In a condensed form, Reason's argument states that because no one gains from protecting my assets after my death, they will eventually be stolen and I should therefore direct my wealth "to those organizations that are working to produce the sort of world that will revive [me] ...".

This type of reasoning is quite possibly harmful to the cryonics movement. People today usually do not direct their excess funds to the existing cryonics organization, and no amount of blogging will make it so. If, on the other hand, Alcor or CI had a fund to which patients could direct funds that will be returned upon revival, more people would do so out of selfish interest, and the cryonics organisation would benefit year after year from collecting a modest managment fee. We must now consider two objections raised by Reason:

1. The funds will harm the cryonics provider by generating corruption and attracting unwanted and dangerous attention.

Given how small the cryonics movement is today, this will not be a problem for a long time. Still, it is good to think ahead and place the funds in a separate legal entity with distinct staff. The proceeds from the fund should be use to fund research only, so that the patients are never in danger even if the funds are stolen.

2. The assets will eventually be stolen--hence no need for the fund.

Although this may be the case, there is always a positive probability that they will not be stolen in finite time. Furthermore, not everyone will be dissuaded so the fund will still attract money which will be useful for funding research.

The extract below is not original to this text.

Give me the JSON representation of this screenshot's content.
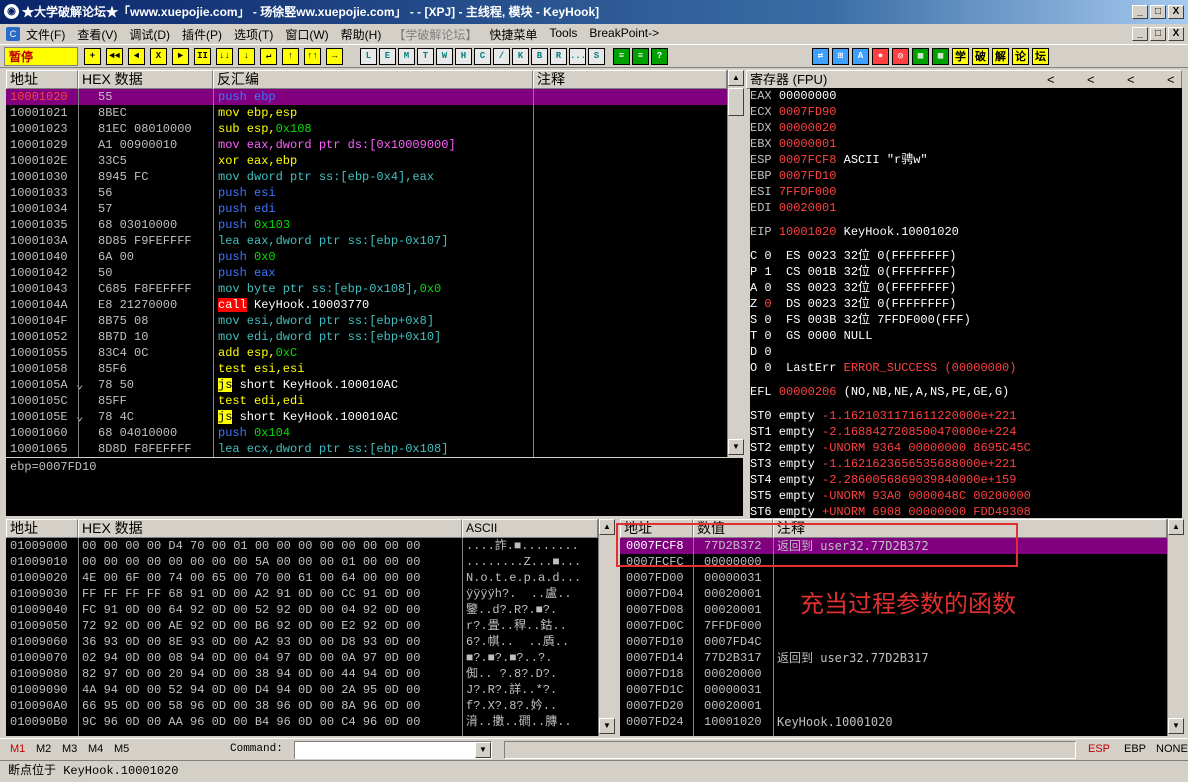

Finally, I would like to suggest a way in which assets can be preserved even if any foundation eventually has its assets stolen. Simply branch into two independent foundations every time the assets triple in value. Provided the average survival time for foundations established after death is not too short, this should be enough to ensure survival of at least some assets.

Posted by: Snerker Flingrot at April 3rd, 2006 12:23 PM

What happens today for people in a similar situation, like in coma or in jail? I'm not asking what does the law say, but some statistics about what does really happen with that people's money.